The old man staggers back on to the half-landing and cannons into the newel post that marks the right-angle turn of the bannister rail. He cannot stop: either the stick or his own impetus pushes him further than he expected. His body twists. He takes a step backwards. For an instant, one slippered foot hangs in the air – not on the landing, but above the stair immediately below.
A cup from the old woman’s tray slips through the bannisters of the landing and falls to the hall below, where it shatters.
Charles cannot remember what happens next. Does he reverse the motion of the stick and pull it again? Or does he continue to push?

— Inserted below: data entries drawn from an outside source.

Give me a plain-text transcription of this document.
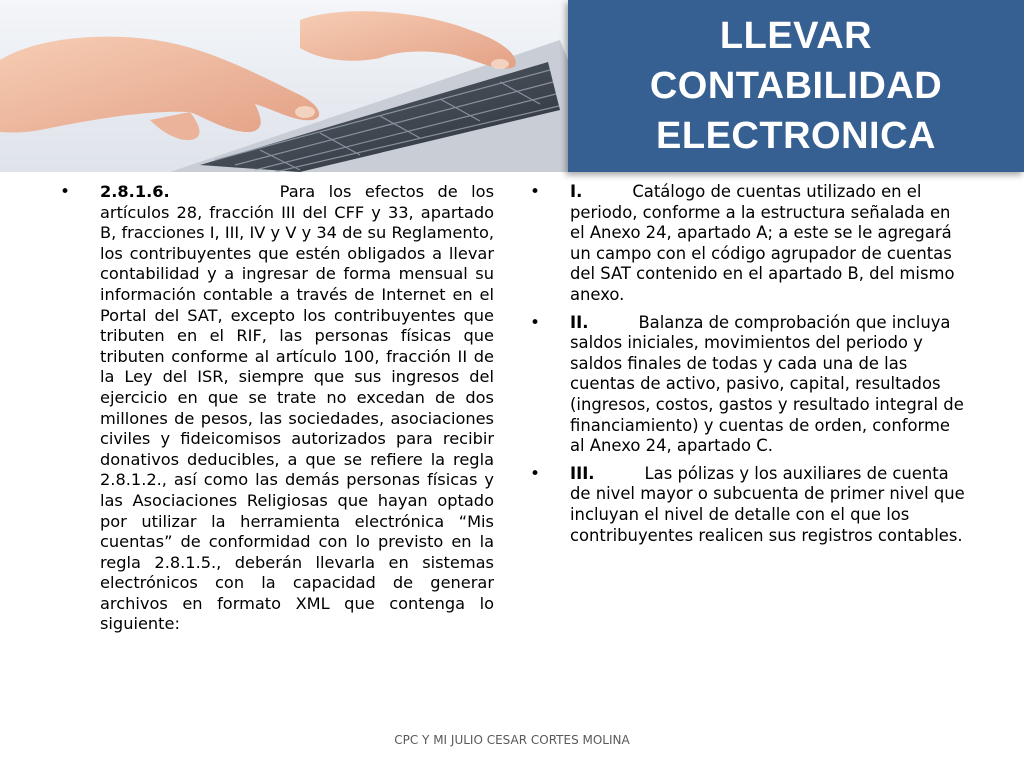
LLEVAR
CONTABILIDAD
ELECTRONICA
• 2.8.1.6.	Para los efectos de los artículos 28, fracción III del CFF y 33, apartado B, fracciones I, III, IV y V y 34 de su Reglamento, los contribuyentes que estén obligados a llevar contabilidad y a ingresar de forma mensual su información contable a través de Internet en el Portal del SAT, excepto los contribuyentes que tributen en el RIF, las personas físicas que tributen conforme al artículo 100, fracción II de la Ley del ISR, siempre que sus ingresos del ejercicio en que se trate no excedan de dos millones de pesos, las sociedades, asociaciones civiles y fideicomisos autorizados para recibir donativos deducibles, a que se refiere la regla 2.8.1.2., así como las demás personas físicas y las Asociaciones Religiosas que hayan optado por utilizar la herramienta electrónica “Mis cuentas” de conformidad con lo previsto en la regla 2.8.1.5., deberán llevarla en sistemas electrónicos con la capacidad de generar archivos en formato XML que contenga lo siguiente:
• I.	Catálogo de cuentas utilizado en el periodo, conforme a la estructura señalada en el Anexo 24, apartado A; a este se le agregará un campo con el código agrupador de cuentas del SAT contenido en el apartado B, del mismo anexo.
• II.	Balanza de comprobación que incluya saldos iniciales, movimientos del periodo y saldos finales de todas y cada una de las cuentas de activo, pasivo, capital, resultados (ingresos, costos, gastos y resultado integral de financiamiento) y cuentas de orden, conforme al Anexo 24, apartado C.
• III.	Las pólizas y los auxiliares de cuenta de nivel mayor o subcuenta de primer nivel que incluyan el nivel de detalle con el que los contribuyentes realicen sus registros contables.
CPC Y MI JULIO CESAR CORTES MOLINA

Or does the sound of the breaking cup surprise the old man so much that he releases his grip?
But this is a fact, if nothing else is: that the old man falls. He topples over on to the lower flight of stairs.
Charles lets go of the stick, which clatters on to the half-landing. He watches the old man rolling rapidly downwards, like a child on a grassy slope. His cap falls off. His skull is shaven. As his body rolls over, he gasps and squeaks. He sounds like a tiny animal, not like a man.
Mr Savill is running from a doorway below towards the foot of the stairs. But he is too late.
The old man reaches the level of the hall. The back of his head hits the stone-flagged floor. He lies face upwards among the shards of broken china from the cup.
His eyes are still open.
So is his silent mouth. It looks more than ever like a pink wound.
Hush now, Charles thinks. Say nothing.
Chapter Sixty-Two
At a little before two o’clock on the afternoon of Sunday, 13 January 1793, Mr Malbourne called by arrangement at Nightingale Lane. It was a moot point whether he came on pleasure or business.